The Rohingya are a widely persecuted Muslim minority from the border area between Myanmar and Bangladesh. An estimated 800,000 Rohingya live in Myanmar but are officially stateless.
The Myanmese government denies them citizenship, regarding them as illegal immigrants from Bangladesh, which does not recognise them either.
Both nations deny the United Nations access to the camps where many Rohingya live. Other nations in the region also deny the United Nations access to Rohingya arrivals, preventing them from being assessed for refugee status. As a result, some have languished in indefinite detention for years, charged with no crime and impossible to deport.
An explosion of tensions between Buddhist and Muslim communities in Myanmar's western state of Rakhine since June 2012 has triggered a seaborne exodus of Rohingya.
Thailand's navy blocked more than 200 Rohingya from entering the kingdom last month as part of a new policy under which they will be given food and water but barred from landing if their boat is seaworthy.

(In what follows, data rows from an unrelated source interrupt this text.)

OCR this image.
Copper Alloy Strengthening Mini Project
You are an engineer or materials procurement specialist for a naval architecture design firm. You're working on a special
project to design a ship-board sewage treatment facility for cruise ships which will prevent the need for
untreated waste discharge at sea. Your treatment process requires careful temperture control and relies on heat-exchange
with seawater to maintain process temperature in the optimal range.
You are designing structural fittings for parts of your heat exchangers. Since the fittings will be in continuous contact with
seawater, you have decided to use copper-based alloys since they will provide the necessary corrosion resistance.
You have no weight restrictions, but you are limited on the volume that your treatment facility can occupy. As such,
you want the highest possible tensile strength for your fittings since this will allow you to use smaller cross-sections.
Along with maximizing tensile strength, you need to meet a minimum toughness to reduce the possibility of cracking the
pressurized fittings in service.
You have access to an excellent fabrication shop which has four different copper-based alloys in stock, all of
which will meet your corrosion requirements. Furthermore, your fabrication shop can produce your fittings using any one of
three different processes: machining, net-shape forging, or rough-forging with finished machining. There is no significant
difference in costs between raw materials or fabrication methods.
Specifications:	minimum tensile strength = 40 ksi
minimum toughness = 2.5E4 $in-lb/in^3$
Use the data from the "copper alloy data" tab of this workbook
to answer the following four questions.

The United Nations estimates about 13,000 boatpeople, including many Rohingya, fled Myanmar and neighbouring Bangladesh in 2012.
On February 2, the Sri Lankan navy rescued 127 Bangladeshis and 11 Myanmese nationals in an overcrowded wooden vessel that had begun to sink 50 nautical miles off Sri Lanka's eastern coast. One of those passengers died before help reached.
The members of this group of 138 people are still in a detention centre near the capital Colombo, police said.